Ms PATTEN (Northern Metropolitan) (23:34): My adjournment matter is for the Minister for Police and Emergency Services, and the action I am seeking is for her to instruct Victoria Police to immediately introduce a racial profile monitoring system.
We know that it has been three years since Victoria Police stated that they would introduce a monitoring system to check the level of racial profiling in police activities, but they have not. The research points to the fact that they are stopping people because of the colour of their skin, and we know that there is no doubt that that is linked to the increased levels of incarceration of our Aboriginal brothers and sisters and Aboriginal children in our community as well as other people of colour.
Police now record a variety of data when they stop someone, when they interact, and that will include the reason for the stop, the location, the time and the outcome. Racial monitoring would make it mandatory to include the perceived race or ethnicity. It would not be a requirement for the police to ask those people about that, just for them to identify what the ethnicity was that they think. We know that research from Canada and the UK has shown that these types of racial monitoring systems immediately reduce the number of unnecessary stops as they make officers reflect on whether the person’s race played a part in their decision to stop them. With this data VicPol can work towards reducing racial profiling in police and improve transparency.
This is a call that has been going for a number of years. As I say, the police said they would do it three years ago. Acting Chief Commissioner Andrew Crisp in 2017 told the Flemington and Kensington Community Legal Centre that Victoria Police would incorporate racial profiling as part of their transparency and accountability monitoring group, but they have not.

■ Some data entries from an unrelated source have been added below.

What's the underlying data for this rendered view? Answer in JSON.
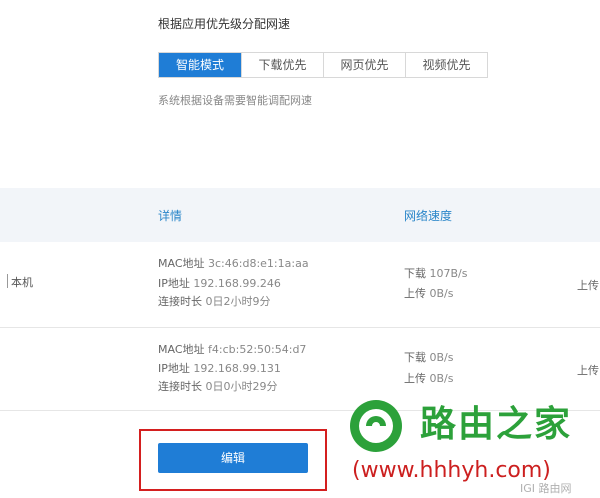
{
  "priority": {
    "title": "根据应用优先级分配网速",
    "tabs": [
      "智能模式",
      "下载优先",
      "网页优先",
      "视频优先"
    ],
    "active_tab": "智能模式",
    "hint": "系统根据设备需要智能调配网速"
  },
  "table": {
    "headers": {
      "detail": "详情",
      "speed": "网络速度"
    },
    "rows": [
      {
        "name": "本机",
        "mac_label": "MAC地址",
        "mac": "3c:46:d8:e1:1a:aa",
        "ip_label": "IP地址",
        "ip": "192.168.99.246",
        "dur_label": "连接时长",
        "dur": "0日2小时9分",
        "down_label": "下载",
        "down": "107B/s",
        "up_label": "上传",
        "up": "0B/s",
        "right_partial": "上传"
      },
      {
        "name": "",
        "mac_label": "MAC地址",
        "mac": "f4:cb:52:50:54:d7",
        "ip_label": "IP地址",
        "ip": "192.168.99.131",
        "dur_label": "连接时长",
        "dur": "0日0小时29分",
        "down_label": "下载",
        "down": "0B/s",
        "up_label": "上传",
        "up": "0B/s",
        "right_partial": "上传"
      }
    ]
  },
  "edit_button": "编辑",
  "watermark": {
    "brand": "路由之家",
    "url": "(www.hhhyh.com)",
    "small": "IGI 路由网"
  },
  "colors": {
    "accent": "#1f7dd6",
    "header_text": "#2a86c9",
    "highlight": "#d41f1f",
    "watermark_green": "#2ca13a"
  }
}
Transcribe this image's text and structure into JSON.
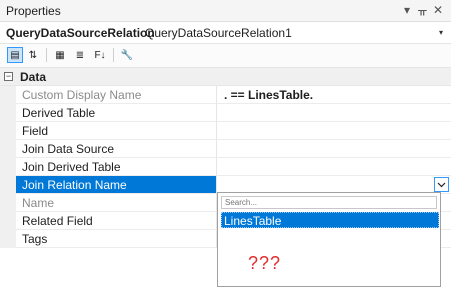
{
  "window": {
    "title": "Properties",
    "controls": {
      "dropdown_glyph": "▾",
      "pin_glyph": "ᚂ",
      "close_glyph": "✕"
    }
  },
  "object_selector": {
    "name": "QueryDataSourceRelation",
    "type": "QueryDataSourceRelation1",
    "arrow_glyph": "▾"
  },
  "toolbar": {
    "buttons": [
      {
        "name": "categorized-icon",
        "glyph": "▤",
        "active": true
      },
      {
        "name": "alphabetical-icon",
        "glyph": "⇅",
        "active": false
      },
      {
        "name": "properties-icon",
        "glyph": "▦",
        "active": false
      },
      {
        "name": "events-icon",
        "glyph": "≣",
        "active": false
      },
      {
        "name": "sort-icon",
        "glyph": "F↓",
        "active": false
      },
      {
        "name": "property-pages-icon",
        "glyph": "🔧",
        "active": false
      }
    ]
  },
  "grid": {
    "category": {
      "toggle": "−",
      "label": "Data"
    },
    "properties": [
      {
        "name": "Custom Display Name",
        "value": ". == LinesTable.",
        "readonly": true,
        "value_bold": true
      },
      {
        "name": "Derived Table",
        "value": "",
        "readonly": false
      },
      {
        "name": "Field",
        "value": "",
        "readonly": false
      },
      {
        "name": "Join Data Source",
        "value": "",
        "readonly": false
      },
      {
        "name": "Join Derived Table",
        "value": "",
        "readonly": false
      },
      {
        "name": "Join Relation Name",
        "value": "",
        "readonly": false,
        "selected": true
      },
      {
        "name": "Name",
        "value": "",
        "readonly": true
      },
      {
        "name": "Related Field",
        "value": "",
        "readonly": false
      },
      {
        "name": "Tags",
        "value": "",
        "readonly": false
      }
    ]
  },
  "dropdown": {
    "search_placeholder": "Search...",
    "options": [
      "LinesTable"
    ],
    "annotation": "???"
  },
  "colors": {
    "selection": "#0078d7",
    "annotation": "#e32b2b"
  }
}
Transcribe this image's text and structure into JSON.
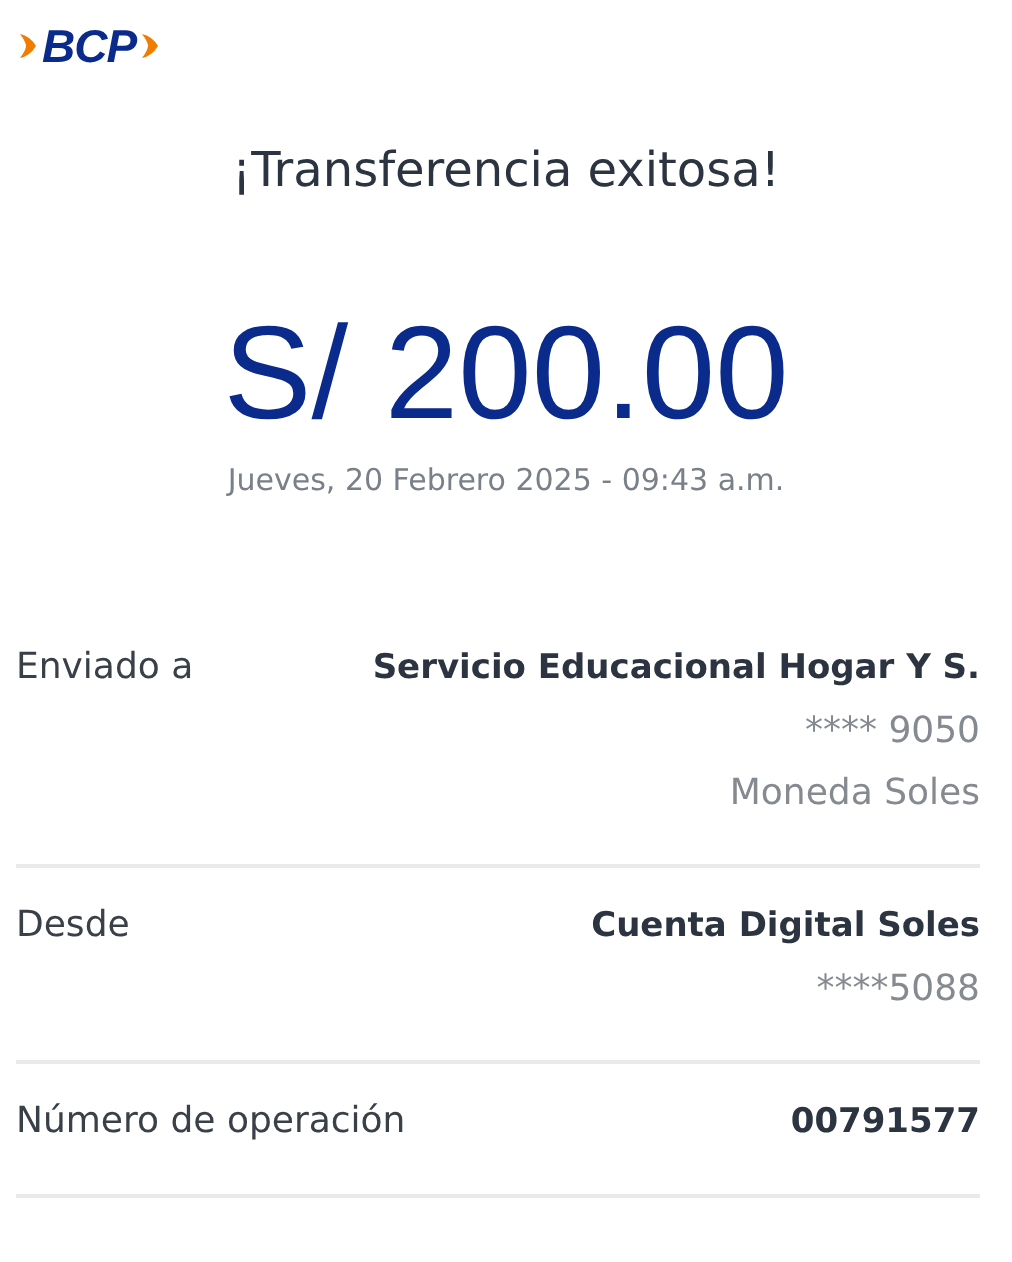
{
  "logo": {
    "text": "BCP"
  },
  "title": "¡Transferencia exitosa!",
  "amount": "S/ 200.00",
  "datetime": "Jueves, 20 Febrero 2025 - 09:43 a.m.",
  "details": [
    {
      "label": "Enviado a",
      "values": [
        {
          "kind": "primary",
          "text": "Servicio Educacional Hogar Y S."
        },
        {
          "kind": "secondary",
          "text": "**** 9050"
        },
        {
          "kind": "secondary",
          "text": "Moneda Soles"
        }
      ]
    },
    {
      "label": "Desde",
      "values": [
        {
          "kind": "primary",
          "text": "Cuenta Digital Soles"
        },
        {
          "kind": "secondary",
          "text": "****5088"
        }
      ]
    },
    {
      "label": "Número de operación",
      "values": [
        {
          "kind": "primary",
          "text": "00791577"
        }
      ]
    }
  ]
}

We know in New South Wales where this type of profiling is monitored that the COVID-19 fines disproportionately affected our Aboriginal communities, but here we just do not know because we are not measuring it.
Look, the government could be doing so many things this week to reflect on the actions that our community took—the outbursts, the outrage, the outpouring of sympathy—around the deaths in custody and around the deaths of black people that we saw in America. They could be removing public drunkenness as an offence, they could be conducting an audit into the recommendations, but the action I seek is a simple one: that they immediately start collecting data on the race and ethnicity of the people they stop.